KPN and Rabo Bouwfonds Communication Infrastructure Fund (CIF) have decided to forego the acquisition of services company CAIW Holding BV (Caiway) by KPN.
The acquisition of CAIW encounters too many objections of the Dutch competition authority NMa. Caiway is the product name of CAIW Holding services for digital television, internet and telephony.
On May 2, 2011, KPN announced the acquisition of the service provider Caiway. The network infrastructure used Caiway, was not part of the transaction and would remain in the hands of CIF and regional cable companies.
At the time, the acquisition was subject to approval by the NMa. One of the objections that the NMa has put forward in the approval process is that the regional market share of Caiway and KPN became too big in the CAIW footprint. At the end of March 2011, Caiway had 143,000 TV customers, 74,000 internet customers and 33,000 telephony customers.
CAIW serves the municipalities of Westland, Midden-Delfland, Schiedam, Maassluis, Aalsmeer, Uithoorn, IJsselstein, Lopik (Benschop neighbourhood), Halderberge (Oudenbosch neighbourhood), The Hague (Wateringse Veld neighbourhood), Gouda and environs, Hilvarenbeek, parts of Capelle a/d IJssel, Loenen aan de Vecht, Krimpen aan den IJssel and Doorn.
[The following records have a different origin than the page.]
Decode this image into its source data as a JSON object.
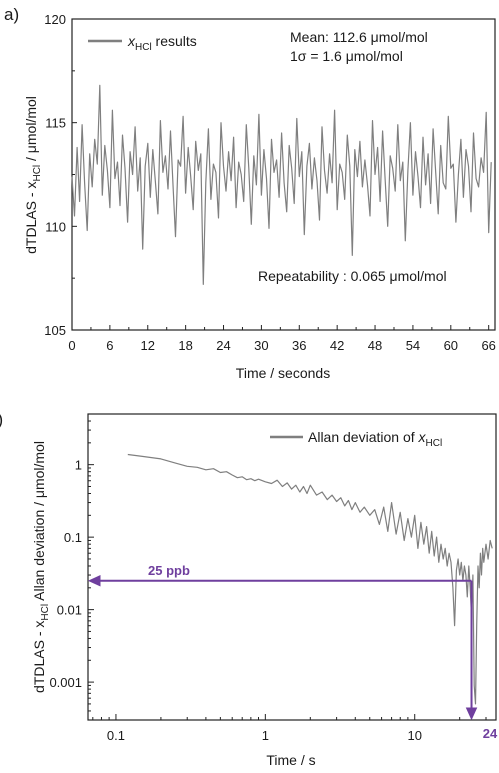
{
  "chart_data": [
    {
      "type": "line",
      "panel_label": "a)",
      "xlabel": "Time / seconds",
      "ylabel_prefix": "dTDLAS - x",
      "ylabel_sub": "HCl",
      "ylabel_suffix": " / μmol/mol",
      "xlim": [
        0,
        67
      ],
      "ylim": [
        105,
        120
      ],
      "xticks": [
        "0",
        "6",
        "12",
        "18",
        "24",
        "30",
        "36",
        "42",
        "48",
        "54",
        "60",
        "66"
      ],
      "yticks": [
        "105",
        "110",
        "115",
        "120"
      ],
      "legend": {
        "position": "top-left",
        "symbol": "x",
        "sub": "HCl",
        "text": " results"
      },
      "annotations": {
        "mean": "Mean: 112.6 μmol/mol",
        "sigma": "1σ = 1.6 μmol/mol",
        "repeatability": "Repeatability : 0.065 μmol/mol"
      },
      "series": [
        {
          "name": "xHCl results",
          "x_start": 0,
          "x_step": 0.4,
          "y": [
            112.4,
            110.5,
            113.8,
            111.2,
            114.9,
            112.1,
            109.8,
            113.5,
            111.9,
            114.2,
            113.0,
            116.8,
            111.5,
            113.9,
            112.7,
            110.9,
            115.6,
            112.3,
            113.1,
            111.0,
            114.4,
            112.8,
            110.2,
            113.6,
            112.5,
            114.8,
            111.7,
            113.3,
            108.9,
            112.9,
            114.0,
            111.4,
            113.7,
            112.2,
            110.6,
            115.1,
            112.6,
            113.4,
            111.8,
            114.6,
            112.0,
            109.5,
            113.2,
            112.9,
            115.3,
            111.6,
            113.8,
            112.4,
            110.8,
            114.1,
            112.7,
            113.5,
            107.2,
            112.1,
            114.7,
            111.3,
            113.0,
            112.6,
            110.4,
            115.0,
            112.9,
            111.7,
            113.6,
            112.2,
            114.3,
            110.9,
            113.1,
            112.5,
            111.2,
            114.9,
            112.8,
            110.1,
            113.4,
            112.0,
            115.4,
            111.5,
            113.7,
            112.3,
            109.9,
            114.2,
            112.6,
            113.2,
            111.4,
            114.5,
            112.1,
            110.7,
            113.9,
            112.8,
            111.1,
            115.2,
            112.4,
            113.6,
            109.6,
            112.9,
            114.0,
            111.8,
            113.3,
            112.2,
            110.3,
            114.8,
            112.7,
            111.6,
            113.5,
            112.1,
            115.6,
            110.8,
            113.0,
            112.6,
            111.3,
            114.4,
            112.9,
            108.6,
            113.7,
            112.4,
            114.1,
            111.9,
            113.2,
            112.0,
            110.5,
            115.1,
            112.5,
            113.8,
            111.2,
            114.6,
            112.3,
            110.0,
            113.4,
            112.8,
            111.7,
            114.9,
            112.2,
            113.1,
            109.3,
            112.7,
            115.0,
            111.5,
            113.6,
            112.4,
            110.9,
            114.3,
            112.0,
            113.5,
            111.1,
            114.7,
            112.6,
            110.6,
            113.9,
            112.1,
            111.8,
            115.3,
            112.8,
            113.0,
            110.2,
            112.5,
            114.2,
            111.4,
            113.7,
            112.9,
            110.7,
            114.5,
            112.3,
            111.9,
            113.3,
            112.6,
            115.5,
            109.7,
            113.1
          ]
        }
      ]
    },
    {
      "type": "line",
      "panel_label": "b)",
      "xlabel": "Time / s",
      "ylabel_prefix": "dTDLAS - x",
      "ylabel_sub": "HCl",
      "ylabel_suffix": " Allan deviation / μmol/mol",
      "xscale": "log",
      "yscale": "log",
      "xlim": [
        0.065,
        35
      ],
      "ylim": [
        0.0003,
        5
      ],
      "xticks": [
        {
          "v": 0.1,
          "t": "0.1"
        },
        {
          "v": 1,
          "t": "1"
        },
        {
          "v": 10,
          "t": "10"
        }
      ],
      "yticks": [
        {
          "v": 0.001,
          "t": "0.001"
        },
        {
          "v": 0.01,
          "t": "0.01"
        },
        {
          "v": 0.1,
          "t": "0.1"
        },
        {
          "v": 1,
          "t": "1"
        }
      ],
      "legend": {
        "position": "top-right",
        "text": "Allan deviation of ",
        "symbol": "x",
        "sub": "HCl"
      },
      "annotations": {
        "level_label": "25 ppb",
        "time_label": "24",
        "level_value": 0.025,
        "time_value": 24
      },
      "series": [
        {
          "name": "Allan deviation of xHCl",
          "x": [
            0.12,
            0.15,
            0.2,
            0.25,
            0.3,
            0.35,
            0.4,
            0.45,
            0.5,
            0.55,
            0.6,
            0.65,
            0.7,
            0.75,
            0.8,
            0.85,
            0.9,
            1.0,
            1.1,
            1.2,
            1.3,
            1.4,
            1.5,
            1.6,
            1.7,
            1.8,
            1.9,
            2.0,
            2.2,
            2.4,
            2.6,
            2.8,
            3.0,
            3.2,
            3.4,
            3.6,
            3.8,
            4.0,
            4.3,
            4.6,
            5.0,
            5.4,
            5.8,
            6.2,
            6.6,
            7.0,
            7.5,
            8.0,
            8.5,
            9.0,
            9.5,
            10,
            10.5,
            11,
            11.5,
            12,
            12.5,
            13,
            13.5,
            14,
            14.5,
            15,
            15.5,
            16,
            16.5,
            17,
            17.5,
            18,
            18.5,
            19,
            19.5,
            20,
            20.5,
            21,
            21.5,
            22,
            22.5,
            23,
            23.5,
            24,
            24.5,
            25,
            25.5,
            26,
            26.5,
            27,
            27.5,
            28,
            28.5,
            29,
            29.5,
            30,
            31,
            32,
            33
          ],
          "y": [
            1.38,
            1.3,
            1.2,
            1.05,
            0.95,
            0.92,
            0.85,
            0.88,
            0.78,
            0.8,
            0.72,
            0.66,
            0.68,
            0.62,
            0.64,
            0.6,
            0.63,
            0.58,
            0.55,
            0.61,
            0.5,
            0.56,
            0.46,
            0.52,
            0.42,
            0.5,
            0.4,
            0.52,
            0.38,
            0.42,
            0.33,
            0.38,
            0.31,
            0.35,
            0.27,
            0.32,
            0.24,
            0.3,
            0.22,
            0.26,
            0.2,
            0.24,
            0.15,
            0.26,
            0.12,
            0.3,
            0.11,
            0.22,
            0.09,
            0.18,
            0.1,
            0.2,
            0.07,
            0.16,
            0.08,
            0.14,
            0.06,
            0.12,
            0.055,
            0.1,
            0.045,
            0.08,
            0.05,
            0.07,
            0.04,
            0.06,
            0.045,
            0.02,
            0.006,
            0.035,
            0.05,
            0.03,
            0.045,
            0.025,
            0.04,
            0.03,
            0.015,
            0.04,
            0.02,
            0.008,
            0.03,
            0.0009,
            0.0005,
            0.006,
            0.04,
            0.02,
            0.06,
            0.03,
            0.07,
            0.045,
            0.06,
            0.08,
            0.05,
            0.09,
            0.07
          ]
        }
      ]
    }
  ]
}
In a press release, KPN said it regrets the position of the Nma: “Caiway as a service provider with an open infrastructure that believes in fibre and thus would perfectly fit in with the strategy and vision of KPN, who believes in open [fibre] communication networks.”
The failure of the acquisition of Caiway has no impact on KPN’s goal to reach a broadband market share exceeding 45% of Dutch households have by 2015.